The 5 Step Process
- Tell your story
- Plan your video\multimodal
- Find resources that match your plan
- Make the video
- Export the finished product.
Why do I like this process?
- It is much more structured than "make a movie"
- Gives students a focused starting point
- Peer feedback (and it's resultant social proofing) occurs before the student begins their main plan, thus avoiding the procrastination that happens when a student is unsure of how their idea will be perceived by their peers
- It's simple to use
- It focusing on the narrative rather than the pictures
Step 1: Storytelling
Assumptions:
- You have already been studying the topic of the multimodal OR
- Students have researched their chosen topic and have a good understanding of the facts, statistics, key perspectives etc
Steps
- Brainstorm your story (even if it is a documentary it is a type of story)
- Share your story with someone else (verbally) - get constructive feedback to identify areas which require clarification
- Write your story
- Read your story to someone else - again get feedback
- Rewrite/edit your story - if you think a first draft is your best work you're being lazy
Activity
- We are going to be creating a 30 second - 1 minute multimodal presentation on being sun smart \ sun safe.
- As we are limited in time, I have created a starting and finishing video clip as an optional stimulus to help you get started.
- We are going to work through the storytelling steps.
- Approximate time frame:
- Step 1 - 5-10 mins
- Step 2 - 10 mins (5 mins each way)
- Step 3 - 5 mins
- Step 4 - 10 mins
- Step 5 - 5 mins
Considerations for Teaching
To be completed by the group after undertaking the process.
- keep it simple
- be realistic
- not about the pictures, it's about the script
- facts are important
- when brainstorming - throw every idea you can think of out there - don't be afraid to change the idea for it to develop (in fact you should)
- started with a big idea then went back to add facts - so it wasn't so overwhelming
- no pictures yet
- scaffolds a big process
- feedback needs to happen in the early stages - might want to do continuous feedback (every 30 mins or so)
- when you are thinking of the big idea, think of who your target audience is; what is your purpose
- having some kind of idea eg "But I don't want to wear a hat" helps as a starting point for those with no ideas.
- How to sell it:
- you're telling a story
- ensures you cover the content
- time management
Step 2: Planning
The Steps
- Create a table with four columns - Number, Story, Media, Source (for an iPad movie the number column is superflous so you could skip Step 2 - BUT we are also going to be making a PC version next session so do it anyway please)
- Fill in the number column 1, 2, 3....
- Cut and paste your story into the Story column in small manageable sections (possibly sentences or even words if you want to use different pictures for each word)
- Fill in the Media column with descriptions of the types of images you will use eg video of child saying they don't want to wear hat; graph of statistics; photo of the sun on a cloudless day; photo of red, blistered sunburn.....
What it Will Look Like
(Ignore the Attribution column for now)
Activity
Your turn.
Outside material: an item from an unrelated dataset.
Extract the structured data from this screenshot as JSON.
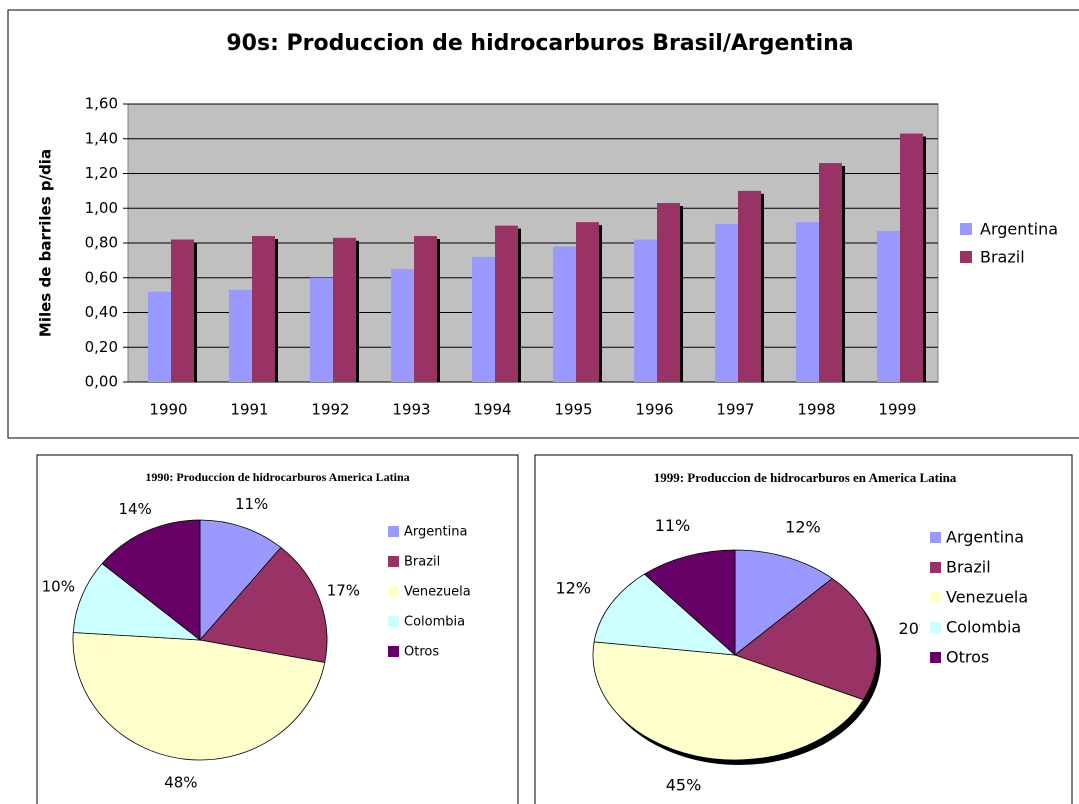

Create a table, break up your script and decide on the types of images (first three columns)
We have gathered some pictures together for you. In your Google Drive, a document has been shared with you.
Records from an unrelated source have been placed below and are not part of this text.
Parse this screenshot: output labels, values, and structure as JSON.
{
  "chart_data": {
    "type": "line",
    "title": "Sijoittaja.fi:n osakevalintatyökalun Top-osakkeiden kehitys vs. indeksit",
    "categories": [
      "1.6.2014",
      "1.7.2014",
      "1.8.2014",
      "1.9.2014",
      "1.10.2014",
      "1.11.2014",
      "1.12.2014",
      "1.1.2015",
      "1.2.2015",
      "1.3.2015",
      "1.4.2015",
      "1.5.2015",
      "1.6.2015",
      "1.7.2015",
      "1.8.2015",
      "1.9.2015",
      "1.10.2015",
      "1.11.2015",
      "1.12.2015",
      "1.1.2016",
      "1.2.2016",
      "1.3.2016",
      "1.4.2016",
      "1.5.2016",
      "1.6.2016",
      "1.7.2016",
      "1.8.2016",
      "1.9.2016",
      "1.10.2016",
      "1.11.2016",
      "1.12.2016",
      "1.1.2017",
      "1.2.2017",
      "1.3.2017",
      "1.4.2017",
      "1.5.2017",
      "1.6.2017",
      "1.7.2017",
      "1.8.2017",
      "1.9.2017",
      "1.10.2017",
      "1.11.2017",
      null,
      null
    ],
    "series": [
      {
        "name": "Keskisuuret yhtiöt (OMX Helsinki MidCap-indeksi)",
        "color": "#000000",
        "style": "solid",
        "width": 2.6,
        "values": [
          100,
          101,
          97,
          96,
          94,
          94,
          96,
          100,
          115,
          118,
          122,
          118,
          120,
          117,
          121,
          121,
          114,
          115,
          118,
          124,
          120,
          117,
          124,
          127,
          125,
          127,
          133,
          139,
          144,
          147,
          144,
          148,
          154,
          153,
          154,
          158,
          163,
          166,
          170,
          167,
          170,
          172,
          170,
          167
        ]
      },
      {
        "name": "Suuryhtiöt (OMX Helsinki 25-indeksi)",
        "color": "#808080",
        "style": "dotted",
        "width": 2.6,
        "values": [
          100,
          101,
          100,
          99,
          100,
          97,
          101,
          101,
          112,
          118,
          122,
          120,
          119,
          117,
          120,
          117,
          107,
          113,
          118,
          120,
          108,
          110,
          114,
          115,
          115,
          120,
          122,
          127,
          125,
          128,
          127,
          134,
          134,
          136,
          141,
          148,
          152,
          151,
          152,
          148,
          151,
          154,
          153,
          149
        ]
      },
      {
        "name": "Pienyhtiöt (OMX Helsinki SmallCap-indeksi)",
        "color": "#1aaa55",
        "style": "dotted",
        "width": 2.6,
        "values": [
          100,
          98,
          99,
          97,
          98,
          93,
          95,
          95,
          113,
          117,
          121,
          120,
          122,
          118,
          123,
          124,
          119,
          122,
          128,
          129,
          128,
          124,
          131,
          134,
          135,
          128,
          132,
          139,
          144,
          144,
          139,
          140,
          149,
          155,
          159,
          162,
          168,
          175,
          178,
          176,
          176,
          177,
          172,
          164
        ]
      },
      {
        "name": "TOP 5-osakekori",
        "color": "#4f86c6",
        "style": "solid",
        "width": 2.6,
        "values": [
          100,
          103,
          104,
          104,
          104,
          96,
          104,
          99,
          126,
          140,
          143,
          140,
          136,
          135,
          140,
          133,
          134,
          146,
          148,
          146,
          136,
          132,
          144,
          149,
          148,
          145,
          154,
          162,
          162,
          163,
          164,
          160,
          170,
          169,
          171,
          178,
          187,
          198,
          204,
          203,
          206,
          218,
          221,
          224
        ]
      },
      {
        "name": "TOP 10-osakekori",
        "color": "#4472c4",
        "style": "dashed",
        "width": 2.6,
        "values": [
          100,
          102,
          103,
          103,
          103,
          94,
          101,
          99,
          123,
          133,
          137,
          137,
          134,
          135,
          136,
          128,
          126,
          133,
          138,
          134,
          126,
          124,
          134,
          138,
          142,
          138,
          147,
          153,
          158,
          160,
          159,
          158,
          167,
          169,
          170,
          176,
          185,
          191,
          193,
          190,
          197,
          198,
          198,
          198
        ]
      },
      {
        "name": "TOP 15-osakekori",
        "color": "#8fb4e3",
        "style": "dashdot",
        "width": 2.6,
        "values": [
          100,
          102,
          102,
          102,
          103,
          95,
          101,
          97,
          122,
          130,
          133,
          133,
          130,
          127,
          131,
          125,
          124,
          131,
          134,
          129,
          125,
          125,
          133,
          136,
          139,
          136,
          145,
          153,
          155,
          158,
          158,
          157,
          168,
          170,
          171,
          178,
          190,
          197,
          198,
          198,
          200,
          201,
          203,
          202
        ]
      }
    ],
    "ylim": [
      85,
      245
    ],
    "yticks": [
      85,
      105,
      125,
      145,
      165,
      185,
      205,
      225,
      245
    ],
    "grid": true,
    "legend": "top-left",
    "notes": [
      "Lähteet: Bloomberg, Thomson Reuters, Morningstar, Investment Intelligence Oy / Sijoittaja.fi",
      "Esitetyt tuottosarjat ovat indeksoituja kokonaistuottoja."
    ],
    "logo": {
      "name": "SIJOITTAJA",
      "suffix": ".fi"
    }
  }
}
For the purposes of today's learning it would be great it you could include at least:
We have gathered some pictures together for you. In your Google Drive, a document has been shared with you.
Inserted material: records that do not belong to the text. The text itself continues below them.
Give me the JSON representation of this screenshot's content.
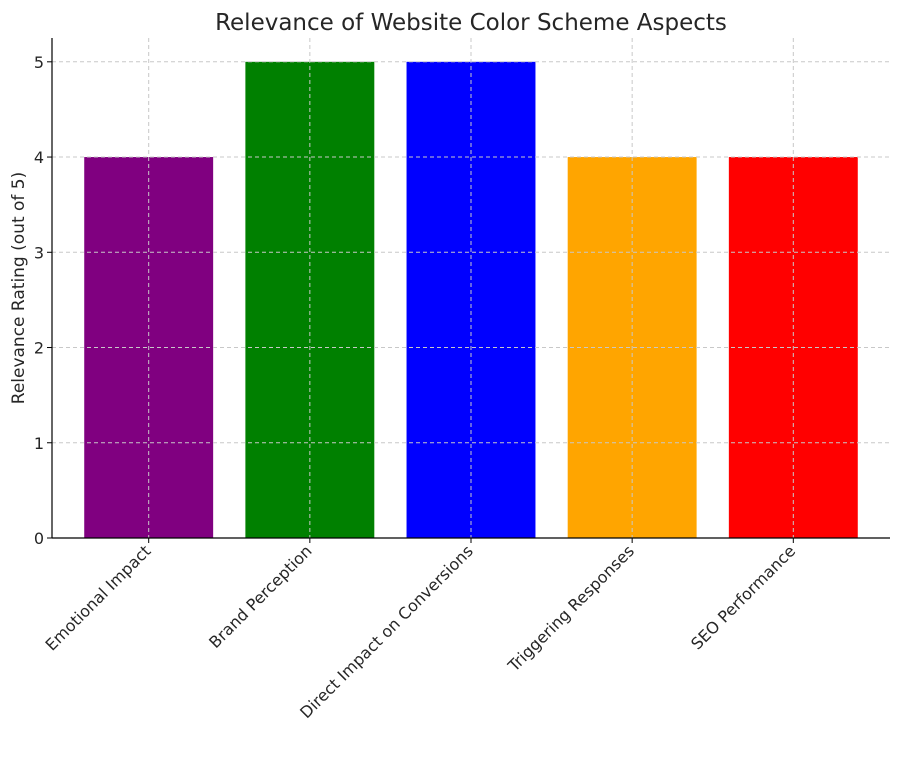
{
  "chart_data": {
    "type": "bar",
    "title": "Relevance of Website Color Scheme Aspects",
    "xlabel": "",
    "ylabel": "Relevance Rating (out of 5)",
    "categories": [
      "Emotional Impact",
      "Brand Perception",
      "Direct Impact on Conversions",
      "Triggering Responses",
      "SEO Performance"
    ],
    "values": [
      4,
      5,
      5,
      4,
      4
    ],
    "colors": [
      "#800080",
      "#008000",
      "#0000ff",
      "#ffa500",
      "#ff0000"
    ],
    "ylim": [
      0,
      5.25
    ],
    "yticks": [
      "0",
      "1",
      "2",
      "3",
      "4",
      "5"
    ],
    "grid": true,
    "legend": "none"
  }
}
For the purposes of today's learning it would be great it you could include at least:
- a few image descriptions that aren't already given to you
- a graph
- some text eg text: Did you know?
Considerations for Teaching
- each piece of media is a separate row (can merge the script box)
- planning the idea of the media - NOT sourcing the media
- options - music, graphs, video, sounds, text, diagrams,
- remind them about now using youtube - against terms and conditions.
- general descriptions in most cases
- the more you narrow the thinking, the harder it is to find a picture.